Periodic Reporting for period 4 - METLAKE (Predicting future methane fluxes from Northern lakes)
Berichtszeitraum: 2021-10-01 bis 2022-12-31
The aims of the project include to better quantify methane emissions from lakes, assess how sensitive these fluxes are to changing environmental conditions, and to develop models to predict future lake methane emissions. The METLAKE studies of how lake methane emissions are regulated, and how sensitive they are to global warming, are important to assess how the fluxes will develop and contribute to the future climate. A key is to generate extensive high-quality flux measurements to map spatiotemporal variability and for developing models that are well-validated relative to real measurements. Other long-term aims, with implications beyond the specific project, is to develop supplementary approaches to measure greenhouse gas emissions for use both in lake studies and more broadly in nature and society.
- There is a pronounced diel variability in lake methane emissions, typically with higher emissions daytime, that is important to be aware of when extrapolating emissions over time.
- The methane found in lakes can have different sources, including surrounding groundwater in addition to the production in the sediments.
- Phosphorous can be a key regulator of water column methane oxidation.
- With systematic sampling, covering within lake spatial variability, variability over time during all seasons as well as variability among days, and between lakes having different characteristics and in different ecoclimatic regimes, more powerful statistical models of lake methane emissions can be derived with multiple driver variables.
The global lake methane emissions were re-assessed accounting for the discovered and other currently known variability in space and time, leading to revised emission estimates being lower that past values. However, lakes and reservoir water surfaces still account for ca 10 % och the global methane emissions.

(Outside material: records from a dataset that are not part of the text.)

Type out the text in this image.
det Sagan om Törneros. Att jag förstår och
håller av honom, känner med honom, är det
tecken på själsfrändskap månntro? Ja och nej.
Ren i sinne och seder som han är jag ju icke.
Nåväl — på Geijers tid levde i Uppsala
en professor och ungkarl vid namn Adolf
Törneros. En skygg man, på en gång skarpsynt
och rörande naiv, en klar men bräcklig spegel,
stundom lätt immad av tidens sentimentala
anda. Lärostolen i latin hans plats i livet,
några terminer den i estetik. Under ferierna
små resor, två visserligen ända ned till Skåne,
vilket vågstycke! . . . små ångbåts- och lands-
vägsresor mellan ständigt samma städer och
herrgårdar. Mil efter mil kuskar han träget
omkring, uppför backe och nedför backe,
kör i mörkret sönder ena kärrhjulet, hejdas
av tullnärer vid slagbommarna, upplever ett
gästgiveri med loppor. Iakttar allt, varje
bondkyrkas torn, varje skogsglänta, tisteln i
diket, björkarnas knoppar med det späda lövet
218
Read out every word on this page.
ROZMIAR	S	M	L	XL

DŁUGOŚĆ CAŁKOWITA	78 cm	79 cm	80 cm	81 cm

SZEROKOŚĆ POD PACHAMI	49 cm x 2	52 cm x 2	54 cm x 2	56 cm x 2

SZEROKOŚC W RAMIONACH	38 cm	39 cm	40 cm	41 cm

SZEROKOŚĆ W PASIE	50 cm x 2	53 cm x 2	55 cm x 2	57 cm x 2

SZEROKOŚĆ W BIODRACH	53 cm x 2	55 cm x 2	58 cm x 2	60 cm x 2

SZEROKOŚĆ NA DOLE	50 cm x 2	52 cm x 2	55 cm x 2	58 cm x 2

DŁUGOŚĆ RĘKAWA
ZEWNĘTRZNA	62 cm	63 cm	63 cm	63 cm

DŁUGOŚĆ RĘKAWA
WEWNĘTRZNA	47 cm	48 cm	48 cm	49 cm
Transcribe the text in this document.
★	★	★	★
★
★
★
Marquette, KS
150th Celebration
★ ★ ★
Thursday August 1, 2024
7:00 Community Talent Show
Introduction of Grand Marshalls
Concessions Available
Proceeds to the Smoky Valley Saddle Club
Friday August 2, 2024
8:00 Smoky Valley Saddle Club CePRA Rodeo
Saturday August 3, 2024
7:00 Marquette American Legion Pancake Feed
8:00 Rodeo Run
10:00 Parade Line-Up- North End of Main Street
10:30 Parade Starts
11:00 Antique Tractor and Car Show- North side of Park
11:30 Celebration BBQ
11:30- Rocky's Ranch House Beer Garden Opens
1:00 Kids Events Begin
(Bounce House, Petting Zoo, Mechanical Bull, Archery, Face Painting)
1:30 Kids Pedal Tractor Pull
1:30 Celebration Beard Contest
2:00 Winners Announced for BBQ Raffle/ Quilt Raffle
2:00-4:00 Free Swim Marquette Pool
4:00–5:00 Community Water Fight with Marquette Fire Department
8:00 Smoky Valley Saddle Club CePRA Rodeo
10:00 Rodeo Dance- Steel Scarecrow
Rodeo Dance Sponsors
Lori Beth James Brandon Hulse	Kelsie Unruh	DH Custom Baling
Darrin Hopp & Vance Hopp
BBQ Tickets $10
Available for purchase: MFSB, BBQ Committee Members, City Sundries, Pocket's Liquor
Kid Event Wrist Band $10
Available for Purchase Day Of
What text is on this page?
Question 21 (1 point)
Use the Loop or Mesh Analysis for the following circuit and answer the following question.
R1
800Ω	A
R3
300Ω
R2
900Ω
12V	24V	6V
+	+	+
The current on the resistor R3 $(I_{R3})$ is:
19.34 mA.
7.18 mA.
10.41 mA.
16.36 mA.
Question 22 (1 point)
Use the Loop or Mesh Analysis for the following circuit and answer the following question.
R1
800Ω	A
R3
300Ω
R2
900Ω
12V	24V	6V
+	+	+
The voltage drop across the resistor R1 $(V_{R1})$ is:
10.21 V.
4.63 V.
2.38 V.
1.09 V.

The project also pioneered work with low-cost sensors and automated flux chambers, hyperspectral imaging and drone-based measurements of methane and other greenhouse gas fluxes. These novel techniques at varying complexity and cost levels are very promising and will be important contributions to facilitate future greenhouse gas emissions monitoring and modelling of relevance to many more types of environments than lakes.
METLAKE has also resulted in ground-breaking progress regarding methodological development for greenhouse gas flux measurements of relevance for multiple types of flux sources/sinks in nature and industrial/urban areas. METLAKE have both improved traditional methods and contributed to development of entirely novel methodology (e.g. use of low-cost sensors, hyperspectral imaging, and drone based flux measurements.
Altogether, METLAKE has advanced our understanding of one of the largest natural methane sources, and provided systematic approaches to predict future lake emissions. Such improved quantification of feedbacks on natural greenhouse gas emissions is needed to improve global greenhouse gas budgets and enable better estimates of the mitigation efforts needed to reach global climate goals. The METLAKE expansion of the current "methods toolbox" for greenhouse gas flux measurement approaches beyond state-of-the-art, will be long-term useful in many areas of research and for society as a whole.